Jessica Huckabey is a researcher with the Institute for Defense Analyses (IDA) and a retired naval reserve officer. She is writing her doctoral dissertation on American perceptions of the Soviet naval threat during the Cold War. The opinions are her own and not those of IDA or the Department of Defense.

One thought on “The Sea Power of the State in the 21st Century”

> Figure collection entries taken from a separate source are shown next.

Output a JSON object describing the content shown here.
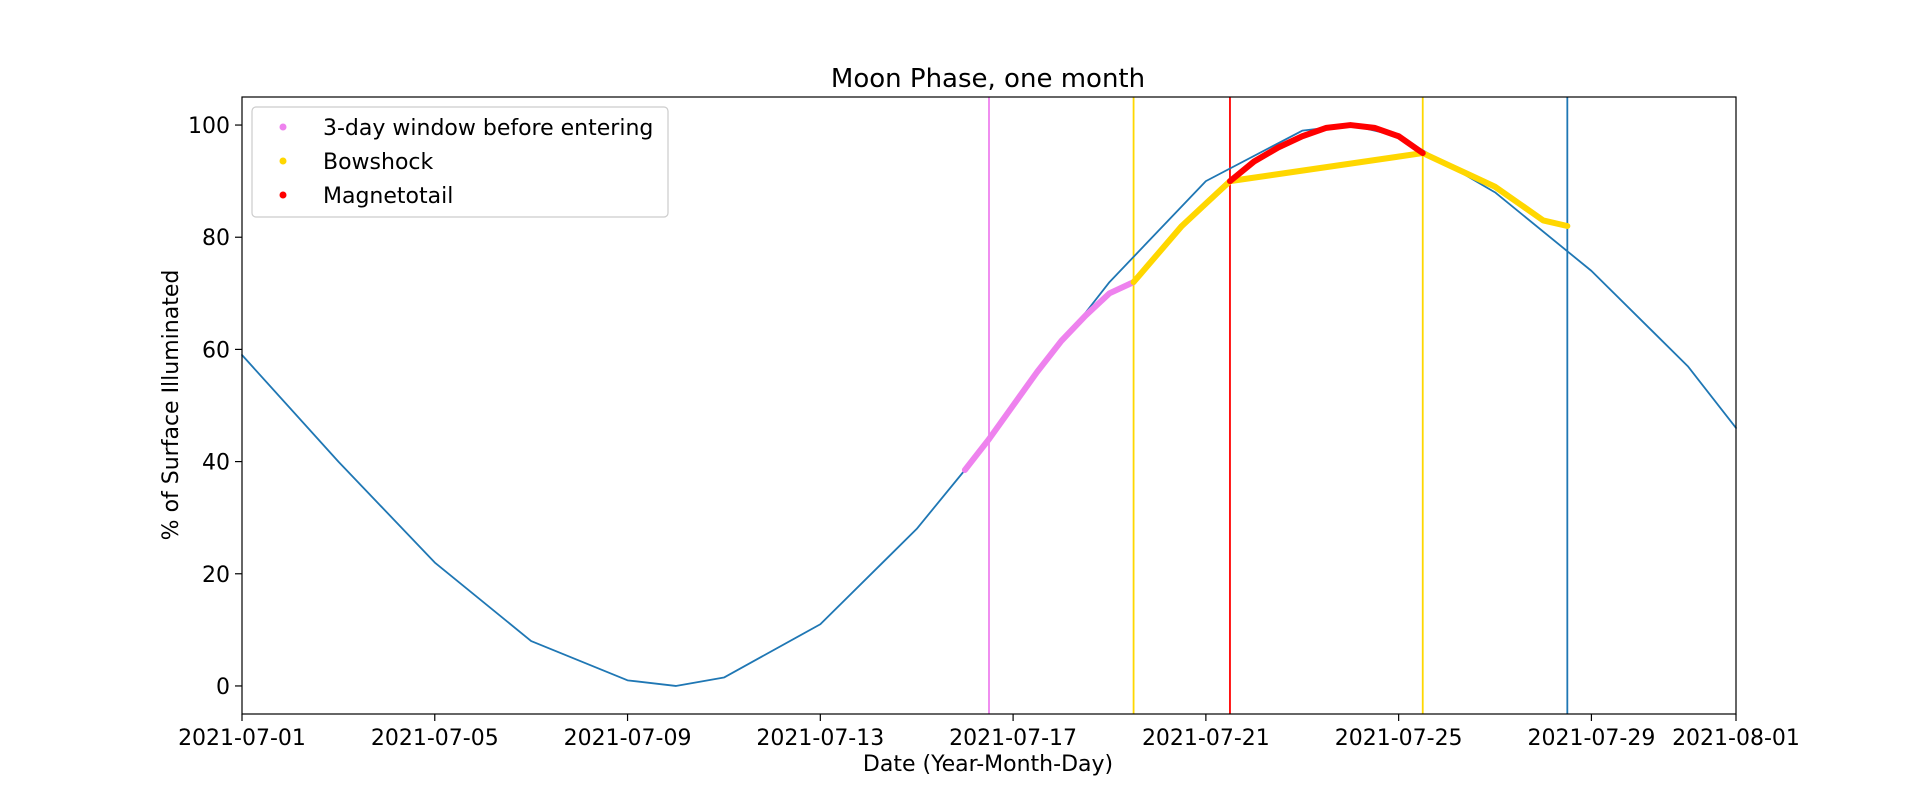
{
  "chart_data": {
    "type": "line",
    "title": "Moon Phase, one month",
    "xlabel": "Date (Year-Month-Day)",
    "ylabel": "% of Surface Illuminated",
    "x_range": [
      "2021-07-01",
      "2021-08-01"
    ],
    "xlim": [
      "2021-07-01",
      "2021-08-01"
    ],
    "ylim": [
      -5,
      105
    ],
    "x_ticks": [
      "2021-07-01",
      "2021-07-05",
      "2021-07-09",
      "2021-07-13",
      "2021-07-17",
      "2021-07-21",
      "2021-07-25",
      "2021-07-29",
      "2021-08-01"
    ],
    "y_ticks": [
      0,
      20,
      40,
      60,
      80,
      100
    ],
    "grid": false,
    "legend": {
      "position": "upper-left"
    },
    "series": [
      {
        "color": "#1f77b4",
        "x": [
          "2021-07-01",
          "2021-07-03",
          "2021-07-05",
          "2021-07-07",
          "2021-07-09",
          "2021-07-10",
          "2021-07-11",
          "2021-07-13",
          "2021-07-15",
          "2021-07-16",
          "2021-07-17",
          "2021-07-19",
          "2021-07-21",
          "2021-07-23",
          "2021-07-24",
          "2021-07-25",
          "2021-07-27",
          "2021-07-29",
          "2021-07-31",
          "2021-08-01"
        ],
        "y": [
          59,
          40,
          22,
          8,
          1,
          0,
          1.5,
          11,
          28,
          38.5,
          50,
          72,
          90,
          99,
          100,
          98,
          88,
          74,
          57,
          46
        ]
      },
      {
        "name": "3-day window before entering",
        "color": "#ee82ee",
        "marker": "dot",
        "x": [
          "2021-07-16",
          "2021-07-16 12:00",
          "2021-07-17",
          "2021-07-17 12:00",
          "2021-07-18",
          "2021-07-18 12:00",
          "2021-07-19",
          "2021-07-19 12:00"
        ],
        "y": [
          38.5,
          44,
          50,
          56,
          61.5,
          66,
          70,
          72
        ]
      },
      {
        "name": "Bowshock",
        "color": "#ffd700",
        "marker": "dot",
        "x": [
          "2021-07-19 12:00",
          "2021-07-20",
          "2021-07-20 12:00",
          "2021-07-21",
          "2021-07-21 12:00",
          "2021-07-25 12:00",
          "2021-07-26",
          "2021-07-26 12:00",
          "2021-07-27",
          "2021-07-27 12:00",
          "2021-07-28",
          "2021-07-28 12:00"
        ],
        "y": [
          72,
          77,
          82,
          86,
          90,
          95,
          93,
          91,
          89,
          86,
          83,
          82
        ]
      },
      {
        "name": "Magnetotail",
        "color": "#ff0000",
        "marker": "dot",
        "x": [
          "2021-07-21 12:00",
          "2021-07-22",
          "2021-07-22 12:00",
          "2021-07-23",
          "2021-07-23 12:00",
          "2021-07-24",
          "2021-07-24 12:00",
          "2021-07-25",
          "2021-07-25 12:00"
        ],
        "y": [
          90,
          93.5,
          96,
          98,
          99.5,
          100,
          99.5,
          98,
          95
        ]
      }
    ],
    "vertical_lines": [
      {
        "x": "2021-07-16 12:00",
        "color": "#ee82ee"
      },
      {
        "x": "2021-07-19 12:00",
        "color": "#ffd700"
      },
      {
        "x": "2021-07-21 12:00",
        "color": "#ff0000"
      },
      {
        "x": "2021-07-25 12:00",
        "color": "#ffd700"
      },
      {
        "x": "2021-07-28 12:00",
        "color": "#1f77b4"
      }
    ]
  }
}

  1. The fact that the so-called scaled model for the proposed Project 23000E “Shtorm” super carrier featured both 2 ski ramps & catapults (situated at the front of the angled-deck) shows the Russians are either not serious with this so-called new design, or does not really understand aircraft carrier operation. As a concept, the ski ramp is first developed by the Royal Navy to extend both the range and payload for their Harrier jump jets by performing short, rolling take-off instead of more fuel consuming vertical take-off. This is taken over by the Soviet Navy as quick fix for their failure to develop functioning catapult system for their aircraft carriers. This is not a satisfactory solution as compared to the conventional catapult-assisted take-off & arresting-wire landing, the ski ramp, short take-off and arresting-wire landing mode restricts operation only to high-thrust-to-weight, high performance jets, and cannot be utilized to launch heavier, utility aircraft such as AEW (airborne electronic warfare) and on-deck supply aircraft. Even for high-power jets, this mode compromises their performance as short, rolling take-off at high-thrust reduces both their range and payload capabilities.

    Obviously, if the Russians successfully developed fully functional catapults, either the conventional steam-propelled or the more advanced EMAL (electromagnetic aircraft launching) system, there will be no need to incorporate the inferior, more-limiting ski ramps into the new-design aircraft carriers!